Her and I lost contact pretty much as soon as she moved. I’ve thought about her over the years and wondered what she was up to, but wasn’t sure how to go about trying to find her. That was over 15 years ago.
Enter MySpace.
I set up a myspace page a few months back, at the urging of one of my girlfriends, who had a page that she mostly used to keep in touch with her brother while he was away at school.
Anyway, I did the basic setup and then pretty much left it at that. I don’t even know how long it was up - maybe a couple weeks - before I got a message from someone I didn’t recognize. At. All. I thought - ok, random! and didn’t bother to think about it much after that.
A few days later - I got a message from someone else that I didn’t know. After staring at it for a bit I realized who it was, and then realized the first message was from her sister.
Last Saturday, both of them were in town and we all got together for lunch. It was crazy. Crazy in a good way. Surreal. We sat there at lunch eating and talking and then staring as we realized - holy crap! 15 years! I told her it didn’t feel like that - she looks the same as I remember her.
It’s not that I expected the worst but having gone to my 10-year reunion a few years back, you realize that some people weren’t just messing around with the drugs, alchohol, and partying. I left that behind years ago - kind of chalked it up to experimentation, or recreational use at best (at least the drugs and heavy partying anyway). In the case of alchohol, I just learned to be social with it. To enjoy it in much smaller, more appropriate quantities. But, the truth is that you never know who is going to do the same and who is going to make your old ways a whole way of life.
I think we were both a little relieved to know that neither of us made it a way of life. It’s one of the things that made it so great to get a chance to reconnect with her, to meet her daughter, to see her sister (all grown up!), after all this time. They now live a few hours away, and I hope to plan a trip out to see them soon.

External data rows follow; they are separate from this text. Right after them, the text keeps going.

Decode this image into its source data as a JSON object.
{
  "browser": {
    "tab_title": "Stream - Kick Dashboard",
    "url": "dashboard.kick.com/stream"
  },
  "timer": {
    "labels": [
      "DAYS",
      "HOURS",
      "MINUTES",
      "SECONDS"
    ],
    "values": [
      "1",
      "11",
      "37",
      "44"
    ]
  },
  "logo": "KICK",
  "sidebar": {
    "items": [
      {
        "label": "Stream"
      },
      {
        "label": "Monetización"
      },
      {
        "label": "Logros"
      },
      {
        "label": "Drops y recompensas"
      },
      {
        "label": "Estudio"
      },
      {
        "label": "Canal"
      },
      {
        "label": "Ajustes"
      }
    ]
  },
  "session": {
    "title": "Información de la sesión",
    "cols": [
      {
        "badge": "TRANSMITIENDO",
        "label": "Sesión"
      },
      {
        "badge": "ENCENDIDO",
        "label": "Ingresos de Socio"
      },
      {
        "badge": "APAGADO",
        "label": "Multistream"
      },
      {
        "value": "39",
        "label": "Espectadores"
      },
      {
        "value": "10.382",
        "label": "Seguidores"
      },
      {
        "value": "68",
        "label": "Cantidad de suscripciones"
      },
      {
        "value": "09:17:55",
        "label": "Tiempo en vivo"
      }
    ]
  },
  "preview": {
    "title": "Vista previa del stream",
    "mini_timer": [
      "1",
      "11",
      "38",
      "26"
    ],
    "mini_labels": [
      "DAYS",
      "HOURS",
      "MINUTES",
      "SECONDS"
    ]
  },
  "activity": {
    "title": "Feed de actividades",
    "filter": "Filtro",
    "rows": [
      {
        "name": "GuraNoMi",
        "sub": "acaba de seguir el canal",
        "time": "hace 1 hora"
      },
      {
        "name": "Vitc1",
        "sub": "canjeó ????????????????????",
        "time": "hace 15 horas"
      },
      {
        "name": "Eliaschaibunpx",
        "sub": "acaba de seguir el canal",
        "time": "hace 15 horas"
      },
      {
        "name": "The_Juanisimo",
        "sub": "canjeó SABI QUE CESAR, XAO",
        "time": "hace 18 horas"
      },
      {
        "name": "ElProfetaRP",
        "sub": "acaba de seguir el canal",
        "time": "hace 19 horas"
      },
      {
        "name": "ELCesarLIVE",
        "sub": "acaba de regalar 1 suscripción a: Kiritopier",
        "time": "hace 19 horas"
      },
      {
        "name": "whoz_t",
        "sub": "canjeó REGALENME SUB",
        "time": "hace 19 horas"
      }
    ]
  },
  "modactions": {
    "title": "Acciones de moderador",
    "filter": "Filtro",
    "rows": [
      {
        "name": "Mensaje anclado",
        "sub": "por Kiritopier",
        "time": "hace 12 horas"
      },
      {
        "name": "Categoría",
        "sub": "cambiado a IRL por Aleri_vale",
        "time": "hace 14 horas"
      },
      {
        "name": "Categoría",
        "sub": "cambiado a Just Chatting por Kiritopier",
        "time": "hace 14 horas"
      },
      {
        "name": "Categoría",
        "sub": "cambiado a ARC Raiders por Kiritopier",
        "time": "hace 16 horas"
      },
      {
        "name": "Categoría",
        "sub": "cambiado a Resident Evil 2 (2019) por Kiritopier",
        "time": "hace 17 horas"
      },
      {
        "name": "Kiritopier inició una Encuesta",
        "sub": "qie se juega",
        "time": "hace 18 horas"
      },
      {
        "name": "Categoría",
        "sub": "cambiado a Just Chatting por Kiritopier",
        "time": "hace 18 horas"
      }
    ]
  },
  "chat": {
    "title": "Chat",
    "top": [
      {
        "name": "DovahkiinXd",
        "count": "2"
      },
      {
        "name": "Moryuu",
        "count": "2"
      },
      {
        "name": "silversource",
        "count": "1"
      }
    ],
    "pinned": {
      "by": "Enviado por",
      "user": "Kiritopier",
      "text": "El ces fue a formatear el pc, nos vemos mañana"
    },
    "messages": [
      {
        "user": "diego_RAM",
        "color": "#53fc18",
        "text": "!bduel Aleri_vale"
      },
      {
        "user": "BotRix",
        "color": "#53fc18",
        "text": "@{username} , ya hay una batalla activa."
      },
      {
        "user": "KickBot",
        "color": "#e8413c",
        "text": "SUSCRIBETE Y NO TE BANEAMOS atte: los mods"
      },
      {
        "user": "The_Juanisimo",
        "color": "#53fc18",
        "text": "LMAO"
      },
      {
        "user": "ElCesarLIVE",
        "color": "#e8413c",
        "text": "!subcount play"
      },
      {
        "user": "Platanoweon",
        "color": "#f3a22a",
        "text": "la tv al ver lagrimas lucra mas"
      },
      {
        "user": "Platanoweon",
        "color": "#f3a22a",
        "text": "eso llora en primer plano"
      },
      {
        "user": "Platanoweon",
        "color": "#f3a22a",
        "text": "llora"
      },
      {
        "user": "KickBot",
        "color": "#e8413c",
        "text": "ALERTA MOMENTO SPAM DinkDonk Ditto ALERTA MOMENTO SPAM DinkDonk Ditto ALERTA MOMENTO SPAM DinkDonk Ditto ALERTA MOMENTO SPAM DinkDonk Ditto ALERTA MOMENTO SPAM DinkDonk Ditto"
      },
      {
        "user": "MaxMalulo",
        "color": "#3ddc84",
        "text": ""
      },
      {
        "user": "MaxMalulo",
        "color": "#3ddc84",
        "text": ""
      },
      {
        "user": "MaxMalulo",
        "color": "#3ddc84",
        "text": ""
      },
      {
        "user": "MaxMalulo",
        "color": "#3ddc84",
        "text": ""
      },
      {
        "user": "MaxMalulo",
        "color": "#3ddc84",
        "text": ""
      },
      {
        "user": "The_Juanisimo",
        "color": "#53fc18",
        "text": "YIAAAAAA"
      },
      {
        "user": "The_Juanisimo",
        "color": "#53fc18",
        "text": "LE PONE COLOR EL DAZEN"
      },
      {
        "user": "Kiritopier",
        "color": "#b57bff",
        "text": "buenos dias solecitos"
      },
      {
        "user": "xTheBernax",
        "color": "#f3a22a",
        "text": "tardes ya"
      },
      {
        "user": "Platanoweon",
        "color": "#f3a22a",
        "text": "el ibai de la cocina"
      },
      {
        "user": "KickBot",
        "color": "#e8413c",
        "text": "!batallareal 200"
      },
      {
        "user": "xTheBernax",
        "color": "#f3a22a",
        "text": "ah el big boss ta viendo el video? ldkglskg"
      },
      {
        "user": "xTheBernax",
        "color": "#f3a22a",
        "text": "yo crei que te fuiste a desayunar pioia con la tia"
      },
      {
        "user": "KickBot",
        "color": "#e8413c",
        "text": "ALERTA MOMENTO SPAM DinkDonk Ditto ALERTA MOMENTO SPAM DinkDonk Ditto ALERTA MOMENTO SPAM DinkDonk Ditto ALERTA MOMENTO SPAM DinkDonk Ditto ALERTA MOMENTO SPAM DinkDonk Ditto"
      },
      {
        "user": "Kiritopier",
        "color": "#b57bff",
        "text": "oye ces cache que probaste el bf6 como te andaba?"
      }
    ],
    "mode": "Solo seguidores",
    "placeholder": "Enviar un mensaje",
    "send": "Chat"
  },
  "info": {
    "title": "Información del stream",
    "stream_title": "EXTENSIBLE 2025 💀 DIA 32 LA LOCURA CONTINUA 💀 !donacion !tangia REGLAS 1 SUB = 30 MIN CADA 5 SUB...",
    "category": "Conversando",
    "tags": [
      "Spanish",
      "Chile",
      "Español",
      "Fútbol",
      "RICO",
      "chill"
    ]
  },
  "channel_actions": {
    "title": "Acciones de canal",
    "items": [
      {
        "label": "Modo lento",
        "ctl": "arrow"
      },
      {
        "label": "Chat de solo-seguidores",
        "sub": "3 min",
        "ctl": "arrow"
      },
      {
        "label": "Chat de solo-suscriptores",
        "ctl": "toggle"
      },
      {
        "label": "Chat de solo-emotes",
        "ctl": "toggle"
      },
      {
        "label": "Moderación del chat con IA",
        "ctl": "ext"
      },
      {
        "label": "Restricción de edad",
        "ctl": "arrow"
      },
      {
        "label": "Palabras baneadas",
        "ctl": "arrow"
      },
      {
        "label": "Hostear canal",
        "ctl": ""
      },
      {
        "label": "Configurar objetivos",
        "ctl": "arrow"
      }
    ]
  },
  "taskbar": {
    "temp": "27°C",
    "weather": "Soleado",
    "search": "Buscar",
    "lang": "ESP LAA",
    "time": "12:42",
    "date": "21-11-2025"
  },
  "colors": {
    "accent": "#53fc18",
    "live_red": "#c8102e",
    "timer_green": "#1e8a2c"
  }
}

As if all THAT wasn’t enough, on our way home from our afternoon excursion, I stopped off at Best Buy and bought myself a brand new refrigerator for my new place.
Now, if you’ll excuse me, I have to go back fixating on all that still needs to be done between now and the end of this week. I hope this entry is long enough to hold you over, because I don’t know if I’ll have time to think (oh, wait - yes I will because I apparently do that instead of sleeping now) let alone put together a coherent entry.